Pour réussir, cette stratégie devrait s’appuyer sur une plateforme pour les véhicules électriques abordables, en utilisant une partie des revenus de l’ETS 2 afin de soutenir la production de ces modèles en Europe. En garantissant une demande pour des millions de voitures, cette plateforme donnerait de la visibilité aux constructeurs pour investir dans ces véhicules dont le taux de marge est plus faible. L’étiquetage des voitures devrait être revu pour aider les automobilistes à identifier ces modèles « Made in Europe ».
En complément, les États membres devraient renforcer cette stratégie à travers des incitations fiscales, des aides à l’achat, et un leasing social, afin de rendre les petites voitures électriques moins chères que les modèles essence pour les foyers à revenus modestes et les classes moyennes.
Mais d'autres idées risquent d'entraîner cette stratégie de développement petites voitures dans une dangereuse dérive. Certains constructeurs automobiles réclament la création d'une nouvelle catégorie de petites voitures, une sorte de version européenne des « Kei-cars » japonaises. Ce n'est pas la bonne solution : des modèles comme la Citroën Ami sont déjà vendues en Europe. En outre, elles perpétuent le modèle de la voiture individuelle en ville, au moment où il faut au contraire réduire la place de l'automobile afin d'offrir plus d'espace pour les piétons, les cyclistes et les transports publics. Se concentrer sur les Kei-cars serait également une stratégie industrielle malavisée qui profiterait aux constructeurs chinois et japonais qui les produisent depuis des décennies.
La proposition visant à geler les exigences réglementaires pour une large gamme de petites voitures représente un danger encore plus grand. La Commission s'est montrée ouverte à cette approche. Cela signifierait que les petites voitures, principalement conduites par des Européens à faibles revenus, deviendraient moins sûres que les véhicules plus grands et plus haut de gamme. Il n’est pas question d’avoir un double standard en matière de sécurité routière.

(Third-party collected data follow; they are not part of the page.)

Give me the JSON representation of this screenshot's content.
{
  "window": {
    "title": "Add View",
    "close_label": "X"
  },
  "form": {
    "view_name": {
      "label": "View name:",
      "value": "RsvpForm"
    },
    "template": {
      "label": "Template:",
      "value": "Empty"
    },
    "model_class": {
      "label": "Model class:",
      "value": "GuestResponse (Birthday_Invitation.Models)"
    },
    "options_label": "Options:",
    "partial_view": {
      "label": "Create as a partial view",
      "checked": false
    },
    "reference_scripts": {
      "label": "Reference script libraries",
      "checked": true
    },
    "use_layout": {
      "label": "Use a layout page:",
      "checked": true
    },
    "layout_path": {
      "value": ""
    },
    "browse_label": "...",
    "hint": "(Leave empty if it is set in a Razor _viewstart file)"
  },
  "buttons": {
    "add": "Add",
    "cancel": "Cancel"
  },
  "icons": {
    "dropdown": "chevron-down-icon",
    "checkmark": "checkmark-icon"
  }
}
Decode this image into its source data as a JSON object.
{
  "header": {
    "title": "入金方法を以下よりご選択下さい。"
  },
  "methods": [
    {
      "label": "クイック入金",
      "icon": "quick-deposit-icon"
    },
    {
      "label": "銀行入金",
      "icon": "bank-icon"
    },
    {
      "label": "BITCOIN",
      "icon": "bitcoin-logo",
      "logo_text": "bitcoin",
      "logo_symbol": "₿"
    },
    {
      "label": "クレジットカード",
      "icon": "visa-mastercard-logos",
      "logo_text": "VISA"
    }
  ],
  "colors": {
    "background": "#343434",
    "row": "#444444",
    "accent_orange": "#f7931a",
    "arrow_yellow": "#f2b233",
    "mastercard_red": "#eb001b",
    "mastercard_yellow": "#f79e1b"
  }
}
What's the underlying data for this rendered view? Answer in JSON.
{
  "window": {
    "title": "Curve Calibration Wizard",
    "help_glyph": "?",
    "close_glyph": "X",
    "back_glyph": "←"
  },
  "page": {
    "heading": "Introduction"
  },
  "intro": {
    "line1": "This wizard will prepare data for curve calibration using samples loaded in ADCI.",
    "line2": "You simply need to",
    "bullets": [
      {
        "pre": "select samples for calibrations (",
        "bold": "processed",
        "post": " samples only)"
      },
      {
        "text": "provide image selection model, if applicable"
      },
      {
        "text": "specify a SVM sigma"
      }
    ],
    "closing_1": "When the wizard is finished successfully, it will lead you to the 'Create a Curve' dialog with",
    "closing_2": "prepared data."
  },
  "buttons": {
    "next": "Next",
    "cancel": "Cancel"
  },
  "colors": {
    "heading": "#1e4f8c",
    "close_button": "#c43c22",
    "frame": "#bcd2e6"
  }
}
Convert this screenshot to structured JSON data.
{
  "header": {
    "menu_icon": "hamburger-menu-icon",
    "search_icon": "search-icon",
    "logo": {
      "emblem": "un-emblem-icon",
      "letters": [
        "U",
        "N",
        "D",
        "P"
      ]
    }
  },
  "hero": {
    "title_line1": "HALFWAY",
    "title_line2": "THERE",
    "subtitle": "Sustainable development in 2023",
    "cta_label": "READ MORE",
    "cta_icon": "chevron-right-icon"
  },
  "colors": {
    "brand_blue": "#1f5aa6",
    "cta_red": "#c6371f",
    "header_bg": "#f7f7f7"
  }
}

Dans le même temps, l'industrie automobile fait également pression pour obtenir des super crédits pour les petites voitures électriques afin d'atteindre ses objectifs en matière de baisse des émissions de CO2. Il s'agit là d'un cadeau fait à l'industrie : en comptant chaque petite voiture électrique comme plusieurs ventes, les crédits lui permettraient de vendre moins de voitures électriques et davantage de véhicules gourmands en carburant.
Le succès de l'industrie automobile européenne dépend des petits modèles de véhicules électriques grand public tels que la VW ID. Polo, l'ID.1, la Renault 5 et la Twingo, qui sont déjà disponibles ou le seront bientôt, et qui sont conçus pour répondre aux normes automobiles européennes actuelles.
Il y a 20 ans, pour dynamiser les ventes de sa supermini Clio, Renault lançait sa fameuse pub avec Thierry Henry. Dans une série de spots télévisés, le footballeur expliquait que « moins, c'est mieux ». Aujourd’hui, une initiative européenne en faveur des petites voitures pourrait donner un coup de pouce similaire aux ventes de véhicules électriques grand public et aider les constructeurs automobiles à doper leurs ventes. Mais cela ne doit pas se faire au détriment des objectifs en matière de sécurité et d'émissions.